But her message fell flat, as voters across the country doubted her resolve, associated her with the Biden administration’s failures at the border or were simply won over by Mr. Trump’s starkly xenophobic rhetoric.Most of Trump’s political comments around immigration related to his assertion that immigrants were “stealing” jobs from U.S. citizens. However, labor economists pushed back against his sentiments by explaining how immigrants are beneficial to the U.S. labor market and economy:
Immigrants take jobs but they also create new ones by spending in local economies and by starting businesses, economists said. One 2020 research paper from the National Bureau of Economic Research found immigrants are 80% more likely to become entrepreneurs than native workers.Currently, the manufacturing and agriculture sectors are experiencing labor shortages, and the problem can be especially acute in rural areas, where populations are declining. Immigration can be a solution to this labor shortage. Specifically, the U.S. should increase opportunities for employment-based visas for skilled and unskilled workers.
A recent “surge” of immigrants to the U.S. is expected to add $8.9 trillion (or 3.2%) to the nation’s GDP over the next decade, according to the Congressional Budget Office, a nonpartisan scorekeeper for Congress.
The largest immigration raid in U.S. history in Postville, Iowa should educate us about the importance of the immigrant workforce and the impact of I.C.E. raids on host communities. The Postville raid resulted in 389 arrests in a town with just about 2,500 residents. In the wake of the raid, however, another 1,000 immigrants either fled the town or left to follow family members who were detained. As a result, the county lost seven percent of its workforce, and the factory soon went bankrupt. A different company bought the factory and hired immigrants from the Pacific island of Palau to work at the factory.
Thus, the void left by the detained immigrants was filled by another immigrant workforce.

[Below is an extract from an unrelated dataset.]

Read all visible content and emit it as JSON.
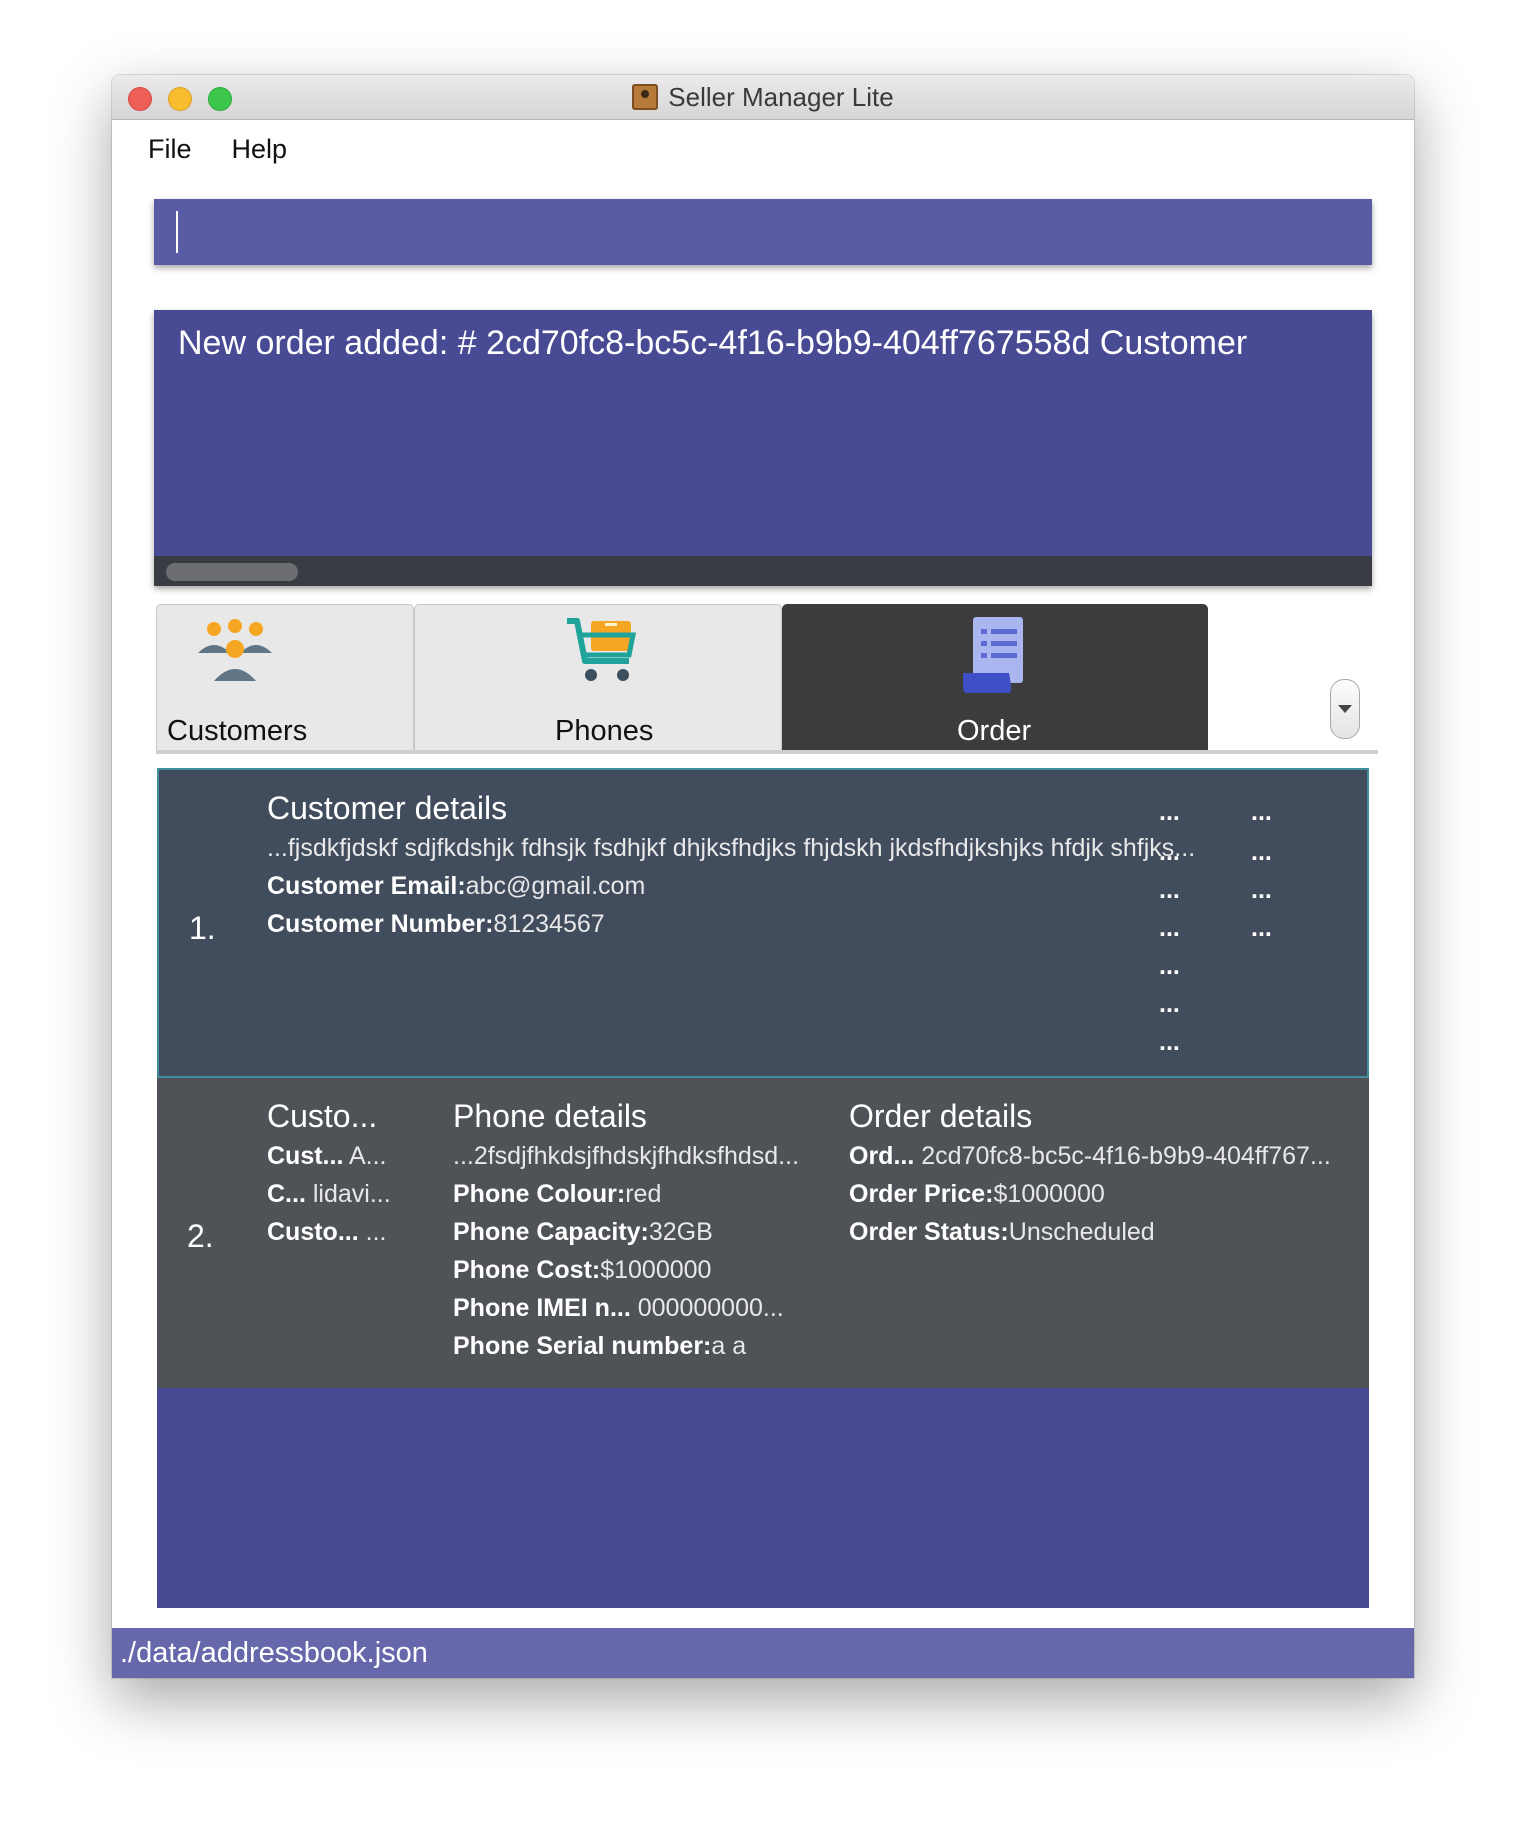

Immigrants not only fill labor shortages in rural America, but they also bring an entrepreneurial spirit. Immigrants are eighty percent more likely to start a business compared to native-born Americans. This law review article by Professor Amarante documented the extent to which Hispanics and Latinos own small businesses even in rural places. He wrote in particular of Morristown, Tennessee:
But before I got to Morristown’s main street, I was shocked to see three tacquerias, a tortilleria, and a panaderia. I hadn’t seen signs in Spanish since I left Nevada and it felt a little surreal to see a traditional Mexican bakery on a main thoroughfare in a small town in East Tennessee.As the country moves into an uncertain future under a second Trump administration, it is more crucial than ever that conversations around labor shortages help change the current political rhetoric around immigration.
To read more about immigrants in rural America, see These boots were made for immigrants and Addressing the rural lawyer shortage has never been more important.
5 comments:
This is what rural areas voted for. They opted for racism over economic well being. Hard working immigrants deserve better than the towns they were saving.
I completely agree with you that a lot of the national rhetoric on immigration is completely antithetical to what the data shows. It is universally shown that immigration is good for the economy. I think the statistic you included about how immigrants are 80 percent more likely to become business owners is a perfect example.
Your post reminded me about a Senate hearing that I attended about mass deportations in DC. In the hearing, one of the speakers, Aaron Reichlin-Melnick, opined on how immigrants make positive impacts on the workforce. Talking about how immigrants fill labor shortages AND bring in entrepreneurial spirit is so incredibly important, especially these days. I think this is definitely something we need to talk about more often because politics fail to talk about the personal stories that immigrants have and how they benefit the community.
This article also made me think of something a teaching assistant said in a college class I took on International Law. It was several years ago, and I might botch what he said slightly, but he essentially explained that Germany calculates the number of immigrants it needs each year to improve economically and accepts many people in on that basis. Here’s an article I found that provides more detail on the subject: https://govassist.com/blog/germany-2024-a-new-era-for-immigration-balancing-asylum-and-skilled-worker-policies. I think this example highlights that running a campaign based on both mass deportations and “the economy” is nonsense, which many people are just starting to realize now that seem to be headed towards a recession.